The findings could eventually help with both prevention and intervention efforts for colon cancer, which according to the National Cancer Institute is the third most common type of cancer in men and women and the second leading cause of cancer-related mortality in the United States.
“Even though such mutations are common in colorectal cancer, there are currently not any therapeutics that directly target these types of mutations, so this represents fresh avenues to approach,” said Dr. Jerry Shay, Professor of Cell Biology and a member of the Harold C. Simmons Comprehensive Cancer Center at UT Southwestern. “Our latest finding confirms that targeting TASINs is a viable approach.”
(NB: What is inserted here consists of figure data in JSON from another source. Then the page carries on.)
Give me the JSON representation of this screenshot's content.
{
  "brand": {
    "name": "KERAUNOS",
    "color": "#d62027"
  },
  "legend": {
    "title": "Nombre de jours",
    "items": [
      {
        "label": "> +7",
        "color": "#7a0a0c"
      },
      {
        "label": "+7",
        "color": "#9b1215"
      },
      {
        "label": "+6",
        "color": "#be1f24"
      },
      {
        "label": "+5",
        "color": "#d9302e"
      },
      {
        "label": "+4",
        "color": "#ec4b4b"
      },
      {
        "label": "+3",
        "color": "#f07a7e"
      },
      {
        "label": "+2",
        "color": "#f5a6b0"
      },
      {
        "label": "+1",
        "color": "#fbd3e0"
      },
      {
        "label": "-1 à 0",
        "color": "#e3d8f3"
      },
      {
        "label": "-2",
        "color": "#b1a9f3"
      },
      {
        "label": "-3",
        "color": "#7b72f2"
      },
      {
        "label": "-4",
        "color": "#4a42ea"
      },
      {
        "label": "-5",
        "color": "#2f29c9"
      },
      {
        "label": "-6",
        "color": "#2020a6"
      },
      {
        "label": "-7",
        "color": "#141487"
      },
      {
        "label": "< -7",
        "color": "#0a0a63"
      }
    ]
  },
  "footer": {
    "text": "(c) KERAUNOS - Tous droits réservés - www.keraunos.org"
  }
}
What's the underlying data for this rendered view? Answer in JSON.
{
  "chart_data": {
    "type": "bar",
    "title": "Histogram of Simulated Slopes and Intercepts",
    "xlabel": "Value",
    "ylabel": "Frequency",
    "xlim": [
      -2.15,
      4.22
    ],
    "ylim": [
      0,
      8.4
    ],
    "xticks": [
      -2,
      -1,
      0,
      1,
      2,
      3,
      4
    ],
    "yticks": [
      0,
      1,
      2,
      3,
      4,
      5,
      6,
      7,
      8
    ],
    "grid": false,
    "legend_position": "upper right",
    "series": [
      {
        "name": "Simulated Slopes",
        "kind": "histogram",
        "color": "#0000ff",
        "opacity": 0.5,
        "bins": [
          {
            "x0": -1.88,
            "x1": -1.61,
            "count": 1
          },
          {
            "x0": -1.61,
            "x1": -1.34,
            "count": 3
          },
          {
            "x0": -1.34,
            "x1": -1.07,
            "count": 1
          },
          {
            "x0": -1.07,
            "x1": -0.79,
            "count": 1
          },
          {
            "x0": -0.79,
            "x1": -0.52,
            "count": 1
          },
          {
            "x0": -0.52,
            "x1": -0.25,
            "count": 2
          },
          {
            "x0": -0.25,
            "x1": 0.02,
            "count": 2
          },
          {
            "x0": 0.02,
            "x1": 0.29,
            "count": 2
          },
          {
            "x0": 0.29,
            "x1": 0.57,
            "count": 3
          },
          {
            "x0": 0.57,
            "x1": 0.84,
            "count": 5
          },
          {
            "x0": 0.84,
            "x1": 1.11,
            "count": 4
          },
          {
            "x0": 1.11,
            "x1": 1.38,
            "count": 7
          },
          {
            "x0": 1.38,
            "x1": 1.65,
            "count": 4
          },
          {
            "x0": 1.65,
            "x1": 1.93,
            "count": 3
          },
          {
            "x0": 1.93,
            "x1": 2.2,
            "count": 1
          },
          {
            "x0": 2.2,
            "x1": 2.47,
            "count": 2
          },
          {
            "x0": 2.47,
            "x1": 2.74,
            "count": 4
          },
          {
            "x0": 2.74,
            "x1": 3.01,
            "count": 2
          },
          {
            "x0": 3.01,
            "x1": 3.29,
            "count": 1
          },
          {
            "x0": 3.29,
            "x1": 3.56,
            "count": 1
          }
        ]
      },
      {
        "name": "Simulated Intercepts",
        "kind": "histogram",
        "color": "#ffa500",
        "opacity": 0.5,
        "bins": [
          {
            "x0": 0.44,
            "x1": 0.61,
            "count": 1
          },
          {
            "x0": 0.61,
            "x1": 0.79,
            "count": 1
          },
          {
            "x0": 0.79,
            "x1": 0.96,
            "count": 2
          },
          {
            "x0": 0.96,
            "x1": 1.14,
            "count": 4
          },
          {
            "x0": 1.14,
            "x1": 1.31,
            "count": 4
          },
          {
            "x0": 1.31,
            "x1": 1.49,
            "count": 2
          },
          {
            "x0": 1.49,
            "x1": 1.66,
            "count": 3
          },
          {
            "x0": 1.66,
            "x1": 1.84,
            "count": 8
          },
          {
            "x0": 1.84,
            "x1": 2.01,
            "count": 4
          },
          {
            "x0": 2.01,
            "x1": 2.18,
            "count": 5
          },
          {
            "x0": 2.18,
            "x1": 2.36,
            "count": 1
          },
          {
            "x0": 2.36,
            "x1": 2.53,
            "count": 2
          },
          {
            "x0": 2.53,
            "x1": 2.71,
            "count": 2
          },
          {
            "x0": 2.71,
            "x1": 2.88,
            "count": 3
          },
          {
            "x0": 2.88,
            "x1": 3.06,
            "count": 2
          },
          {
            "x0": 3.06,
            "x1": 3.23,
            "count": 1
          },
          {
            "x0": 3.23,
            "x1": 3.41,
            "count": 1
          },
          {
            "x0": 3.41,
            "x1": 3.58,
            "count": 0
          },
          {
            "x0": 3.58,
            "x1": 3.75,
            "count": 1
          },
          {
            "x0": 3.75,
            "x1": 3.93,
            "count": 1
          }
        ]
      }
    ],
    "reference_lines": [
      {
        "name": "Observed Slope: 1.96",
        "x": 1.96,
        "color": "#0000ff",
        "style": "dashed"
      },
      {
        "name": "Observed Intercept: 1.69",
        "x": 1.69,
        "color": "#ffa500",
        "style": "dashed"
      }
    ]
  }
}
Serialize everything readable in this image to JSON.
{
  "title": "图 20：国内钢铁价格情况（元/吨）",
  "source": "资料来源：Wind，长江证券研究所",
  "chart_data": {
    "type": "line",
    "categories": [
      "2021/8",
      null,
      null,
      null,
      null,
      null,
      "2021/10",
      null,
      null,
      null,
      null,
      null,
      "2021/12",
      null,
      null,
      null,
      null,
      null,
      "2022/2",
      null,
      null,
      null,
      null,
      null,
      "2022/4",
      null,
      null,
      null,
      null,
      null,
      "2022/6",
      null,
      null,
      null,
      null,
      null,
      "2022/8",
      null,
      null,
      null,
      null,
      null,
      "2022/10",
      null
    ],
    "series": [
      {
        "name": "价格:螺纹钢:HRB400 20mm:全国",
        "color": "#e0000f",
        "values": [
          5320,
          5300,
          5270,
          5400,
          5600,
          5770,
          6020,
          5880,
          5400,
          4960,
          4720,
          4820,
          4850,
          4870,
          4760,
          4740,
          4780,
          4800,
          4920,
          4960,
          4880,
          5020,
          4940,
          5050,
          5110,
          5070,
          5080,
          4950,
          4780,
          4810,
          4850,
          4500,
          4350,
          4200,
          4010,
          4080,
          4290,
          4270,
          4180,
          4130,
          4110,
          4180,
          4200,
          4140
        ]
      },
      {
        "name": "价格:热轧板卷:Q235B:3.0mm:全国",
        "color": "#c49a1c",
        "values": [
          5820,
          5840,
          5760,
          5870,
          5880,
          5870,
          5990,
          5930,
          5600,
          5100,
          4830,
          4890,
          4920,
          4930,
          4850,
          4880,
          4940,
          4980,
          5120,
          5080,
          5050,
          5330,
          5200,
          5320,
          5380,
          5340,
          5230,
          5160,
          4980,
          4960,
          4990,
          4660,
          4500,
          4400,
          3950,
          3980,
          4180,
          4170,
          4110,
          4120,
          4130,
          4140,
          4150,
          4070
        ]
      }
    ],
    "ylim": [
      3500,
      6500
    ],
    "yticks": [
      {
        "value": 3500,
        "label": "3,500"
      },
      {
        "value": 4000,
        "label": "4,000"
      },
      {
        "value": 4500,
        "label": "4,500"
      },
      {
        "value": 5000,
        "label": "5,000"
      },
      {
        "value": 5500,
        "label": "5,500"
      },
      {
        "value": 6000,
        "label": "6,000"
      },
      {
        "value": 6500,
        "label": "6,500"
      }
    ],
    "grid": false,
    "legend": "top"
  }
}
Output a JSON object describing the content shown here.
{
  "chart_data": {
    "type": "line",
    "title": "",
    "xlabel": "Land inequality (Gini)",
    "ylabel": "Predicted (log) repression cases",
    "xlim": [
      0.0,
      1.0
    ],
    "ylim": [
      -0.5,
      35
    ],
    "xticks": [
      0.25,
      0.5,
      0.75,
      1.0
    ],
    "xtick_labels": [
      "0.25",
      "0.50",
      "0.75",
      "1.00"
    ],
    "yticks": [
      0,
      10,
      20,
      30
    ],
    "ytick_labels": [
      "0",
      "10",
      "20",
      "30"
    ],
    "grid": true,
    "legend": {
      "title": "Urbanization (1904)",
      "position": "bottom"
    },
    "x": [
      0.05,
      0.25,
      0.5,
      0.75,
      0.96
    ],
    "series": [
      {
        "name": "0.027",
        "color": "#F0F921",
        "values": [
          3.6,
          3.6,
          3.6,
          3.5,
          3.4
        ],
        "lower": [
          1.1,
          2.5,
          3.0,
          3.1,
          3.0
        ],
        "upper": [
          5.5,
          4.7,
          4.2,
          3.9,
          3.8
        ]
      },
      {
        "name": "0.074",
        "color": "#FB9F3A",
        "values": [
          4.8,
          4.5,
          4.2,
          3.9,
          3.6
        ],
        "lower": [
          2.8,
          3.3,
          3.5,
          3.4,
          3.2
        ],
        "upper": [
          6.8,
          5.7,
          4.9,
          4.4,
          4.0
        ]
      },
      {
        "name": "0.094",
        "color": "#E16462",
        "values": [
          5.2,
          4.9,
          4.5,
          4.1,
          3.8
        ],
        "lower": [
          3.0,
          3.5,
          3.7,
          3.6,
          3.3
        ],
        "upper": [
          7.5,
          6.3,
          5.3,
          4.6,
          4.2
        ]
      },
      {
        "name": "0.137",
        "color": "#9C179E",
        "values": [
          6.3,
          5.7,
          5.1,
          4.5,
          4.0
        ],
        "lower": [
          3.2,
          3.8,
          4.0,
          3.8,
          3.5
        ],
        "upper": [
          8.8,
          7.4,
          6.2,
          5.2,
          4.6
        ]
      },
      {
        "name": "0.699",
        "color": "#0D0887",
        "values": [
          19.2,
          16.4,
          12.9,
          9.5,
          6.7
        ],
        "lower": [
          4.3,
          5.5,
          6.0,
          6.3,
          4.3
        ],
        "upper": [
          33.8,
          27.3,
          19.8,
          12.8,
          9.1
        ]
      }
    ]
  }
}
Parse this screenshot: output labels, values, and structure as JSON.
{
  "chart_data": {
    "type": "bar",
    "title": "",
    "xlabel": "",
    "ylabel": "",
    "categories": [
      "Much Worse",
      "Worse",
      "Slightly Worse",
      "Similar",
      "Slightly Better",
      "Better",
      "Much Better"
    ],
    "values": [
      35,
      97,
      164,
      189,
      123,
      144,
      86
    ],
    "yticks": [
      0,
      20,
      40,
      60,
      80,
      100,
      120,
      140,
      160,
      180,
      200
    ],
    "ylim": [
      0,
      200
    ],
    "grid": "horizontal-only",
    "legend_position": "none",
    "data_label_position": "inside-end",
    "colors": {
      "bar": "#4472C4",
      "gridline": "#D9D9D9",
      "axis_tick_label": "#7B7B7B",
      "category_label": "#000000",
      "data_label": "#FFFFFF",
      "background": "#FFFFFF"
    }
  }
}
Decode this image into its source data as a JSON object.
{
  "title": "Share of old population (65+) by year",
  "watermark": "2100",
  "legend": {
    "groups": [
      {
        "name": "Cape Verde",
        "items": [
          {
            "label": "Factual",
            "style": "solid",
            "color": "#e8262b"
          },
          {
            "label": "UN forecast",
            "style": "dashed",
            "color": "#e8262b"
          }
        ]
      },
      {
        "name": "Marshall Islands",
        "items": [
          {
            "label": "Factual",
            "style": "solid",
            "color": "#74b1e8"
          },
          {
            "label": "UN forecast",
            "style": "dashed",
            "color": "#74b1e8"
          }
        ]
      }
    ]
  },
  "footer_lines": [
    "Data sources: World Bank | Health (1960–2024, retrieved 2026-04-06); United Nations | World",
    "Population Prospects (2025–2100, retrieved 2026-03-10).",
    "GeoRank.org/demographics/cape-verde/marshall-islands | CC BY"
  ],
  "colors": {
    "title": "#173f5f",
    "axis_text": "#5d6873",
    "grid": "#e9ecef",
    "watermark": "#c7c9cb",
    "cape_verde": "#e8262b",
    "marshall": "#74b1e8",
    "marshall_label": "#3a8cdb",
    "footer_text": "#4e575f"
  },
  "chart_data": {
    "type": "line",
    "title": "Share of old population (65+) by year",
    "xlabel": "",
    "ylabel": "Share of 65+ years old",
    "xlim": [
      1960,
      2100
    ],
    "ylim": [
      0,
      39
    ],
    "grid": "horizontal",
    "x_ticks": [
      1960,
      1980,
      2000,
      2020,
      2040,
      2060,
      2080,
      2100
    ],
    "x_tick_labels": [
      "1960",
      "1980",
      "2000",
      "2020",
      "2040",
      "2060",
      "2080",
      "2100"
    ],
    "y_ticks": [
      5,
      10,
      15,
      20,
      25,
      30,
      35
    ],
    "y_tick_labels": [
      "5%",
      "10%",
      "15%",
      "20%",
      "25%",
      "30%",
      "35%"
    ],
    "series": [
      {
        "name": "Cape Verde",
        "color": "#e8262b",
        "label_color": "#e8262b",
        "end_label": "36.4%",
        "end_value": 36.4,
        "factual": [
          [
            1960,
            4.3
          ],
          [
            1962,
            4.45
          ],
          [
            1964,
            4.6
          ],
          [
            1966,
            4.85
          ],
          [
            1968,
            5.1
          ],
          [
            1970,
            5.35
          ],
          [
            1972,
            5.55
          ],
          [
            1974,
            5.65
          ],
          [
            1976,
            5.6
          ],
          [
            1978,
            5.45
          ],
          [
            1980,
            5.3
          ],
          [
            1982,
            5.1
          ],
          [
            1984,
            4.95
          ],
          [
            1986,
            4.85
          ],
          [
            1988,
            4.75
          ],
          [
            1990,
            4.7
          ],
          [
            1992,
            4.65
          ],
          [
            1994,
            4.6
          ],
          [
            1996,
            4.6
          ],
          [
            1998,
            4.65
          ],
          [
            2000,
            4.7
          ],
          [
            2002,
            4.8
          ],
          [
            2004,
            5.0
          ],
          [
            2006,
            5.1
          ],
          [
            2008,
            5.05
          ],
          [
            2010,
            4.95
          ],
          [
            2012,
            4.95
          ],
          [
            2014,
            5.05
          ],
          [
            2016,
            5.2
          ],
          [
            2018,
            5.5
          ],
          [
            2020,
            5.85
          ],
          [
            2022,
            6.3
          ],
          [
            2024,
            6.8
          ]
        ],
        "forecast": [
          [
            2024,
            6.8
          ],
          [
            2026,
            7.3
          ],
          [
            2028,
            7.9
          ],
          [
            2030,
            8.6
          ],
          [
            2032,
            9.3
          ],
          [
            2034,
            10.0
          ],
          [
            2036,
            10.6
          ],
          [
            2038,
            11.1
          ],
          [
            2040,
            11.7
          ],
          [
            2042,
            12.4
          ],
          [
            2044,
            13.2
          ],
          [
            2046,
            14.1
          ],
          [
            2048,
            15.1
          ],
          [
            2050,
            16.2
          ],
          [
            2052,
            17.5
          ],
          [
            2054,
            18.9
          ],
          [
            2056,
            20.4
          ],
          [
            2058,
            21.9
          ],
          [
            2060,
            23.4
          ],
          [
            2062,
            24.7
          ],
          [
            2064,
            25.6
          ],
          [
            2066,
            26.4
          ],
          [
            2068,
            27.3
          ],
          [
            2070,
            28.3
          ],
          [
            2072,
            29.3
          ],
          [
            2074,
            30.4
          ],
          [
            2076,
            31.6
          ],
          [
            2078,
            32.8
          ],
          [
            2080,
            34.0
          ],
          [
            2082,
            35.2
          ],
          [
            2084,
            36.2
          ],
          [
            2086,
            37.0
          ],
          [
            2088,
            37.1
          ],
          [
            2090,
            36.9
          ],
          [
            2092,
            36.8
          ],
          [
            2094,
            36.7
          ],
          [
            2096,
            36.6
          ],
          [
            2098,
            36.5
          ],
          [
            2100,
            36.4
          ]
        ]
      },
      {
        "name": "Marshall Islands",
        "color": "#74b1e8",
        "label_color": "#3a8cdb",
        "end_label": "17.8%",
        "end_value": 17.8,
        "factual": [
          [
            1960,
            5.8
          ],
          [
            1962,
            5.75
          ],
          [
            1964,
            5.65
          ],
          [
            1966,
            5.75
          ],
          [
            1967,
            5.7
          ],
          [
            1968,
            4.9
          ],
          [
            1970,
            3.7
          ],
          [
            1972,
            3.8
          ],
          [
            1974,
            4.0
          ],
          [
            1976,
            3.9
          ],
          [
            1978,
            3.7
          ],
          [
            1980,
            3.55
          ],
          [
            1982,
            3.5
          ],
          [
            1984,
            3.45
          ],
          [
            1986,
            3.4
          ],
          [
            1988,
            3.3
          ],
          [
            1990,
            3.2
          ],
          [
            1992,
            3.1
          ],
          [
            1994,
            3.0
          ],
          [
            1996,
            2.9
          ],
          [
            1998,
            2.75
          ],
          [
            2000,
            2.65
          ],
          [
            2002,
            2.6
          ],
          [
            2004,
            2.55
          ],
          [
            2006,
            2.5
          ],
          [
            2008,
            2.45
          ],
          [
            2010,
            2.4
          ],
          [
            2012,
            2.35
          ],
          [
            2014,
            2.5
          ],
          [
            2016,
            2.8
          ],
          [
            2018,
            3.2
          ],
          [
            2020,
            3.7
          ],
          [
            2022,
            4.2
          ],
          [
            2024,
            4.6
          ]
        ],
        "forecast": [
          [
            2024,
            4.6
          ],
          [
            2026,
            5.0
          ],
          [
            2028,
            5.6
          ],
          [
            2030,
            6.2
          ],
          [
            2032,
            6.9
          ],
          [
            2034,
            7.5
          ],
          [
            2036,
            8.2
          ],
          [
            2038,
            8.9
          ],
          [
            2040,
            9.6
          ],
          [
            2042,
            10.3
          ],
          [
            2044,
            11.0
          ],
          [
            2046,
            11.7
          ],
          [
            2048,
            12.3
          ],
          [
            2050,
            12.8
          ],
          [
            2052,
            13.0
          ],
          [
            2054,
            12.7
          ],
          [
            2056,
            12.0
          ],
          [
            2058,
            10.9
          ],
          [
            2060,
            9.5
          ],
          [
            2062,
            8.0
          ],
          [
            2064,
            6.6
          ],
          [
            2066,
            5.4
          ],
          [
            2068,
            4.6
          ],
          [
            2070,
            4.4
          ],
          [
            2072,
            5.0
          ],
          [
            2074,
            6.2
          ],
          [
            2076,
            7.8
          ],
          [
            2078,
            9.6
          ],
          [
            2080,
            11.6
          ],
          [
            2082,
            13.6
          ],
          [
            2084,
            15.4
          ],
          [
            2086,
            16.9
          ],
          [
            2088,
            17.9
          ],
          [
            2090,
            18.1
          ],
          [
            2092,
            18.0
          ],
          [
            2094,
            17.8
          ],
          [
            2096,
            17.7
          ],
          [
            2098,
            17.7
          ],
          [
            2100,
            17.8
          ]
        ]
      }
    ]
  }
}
Using specifically engineered human colonic epithelial cells, researchers were able to screen over 200,000 small molecules using the high throughput screening core to identify TASIN-1 (truncated APC selective inhibitor). TASIN-1 is a small molecule that selectively kills cells that have a mutation in a gene called APC, or adenomatous polyposis coli. APC is a gene that suppresses the formation of tumors.
Previous research has found that the APC gene is mutated in more than 80 percent of colon tumors, and the mutations are believed to be one of the earliest events that contribute to the start of colon cancer, the researchers said.
TASIN-1 specifically kills cells with the mutated/truncated APC, but spares normal and cancer cells with the standard full length APC.
“Considering the high prevalence of APC mutations in colon cancer patients, targeting truncated APC could be an effective therapeutic strategy for prevention and intervention of colorectal cancer and could potentially be used as a marker for stratifying patients in future personalized medicine clinical trials,” said Dr. Shay, The Southland Financial Corporation Distinguished Chair in Geriatrics.
After demonstrating the concept worked on cells, researchers from the Shay/Wright lab and colleagues were able to confirm the results in genetically engineered mouse models that a susceptible to colon cancer as well. The research appears in Science Translational Medicine.
Drs. Shay, Nijhawan, De Brabander are founding members of Elizabeth Therapeutics that is expanding TASIN analogues for clinical development.
This work was supported by CPRIT Grants, National Research Foundation of Korea, the Institute for Innovations in Medicine, Harold C. Simmons Cancer Center Startup Awards, a Disease Oriented Clinical Scholar (DOCS) award, a Damon Runyon Clinical Investigator award, and a grant from the Robert A. Welch Foundation, and performed in laboratories constructed with support from NIH.
Article: Selective targeting of mutant adenomatous polyposis coli (APC) in colorectal cancer, Lu Zhang, Panayotis C. Theodoropoulos, Ugur Eskiocak, Wentian Wang, Young-Ah Moon, Bruce Posner, Noelle S. Williams, Woodring E. Wright, Sang Bum Kim, Deepak Nijhawan, Jef K. De Brabander and Jerry W. Shay, Science Translational Medicine, doi: 10.1126/scitranslmed.aaf8127, published 19 October 2016.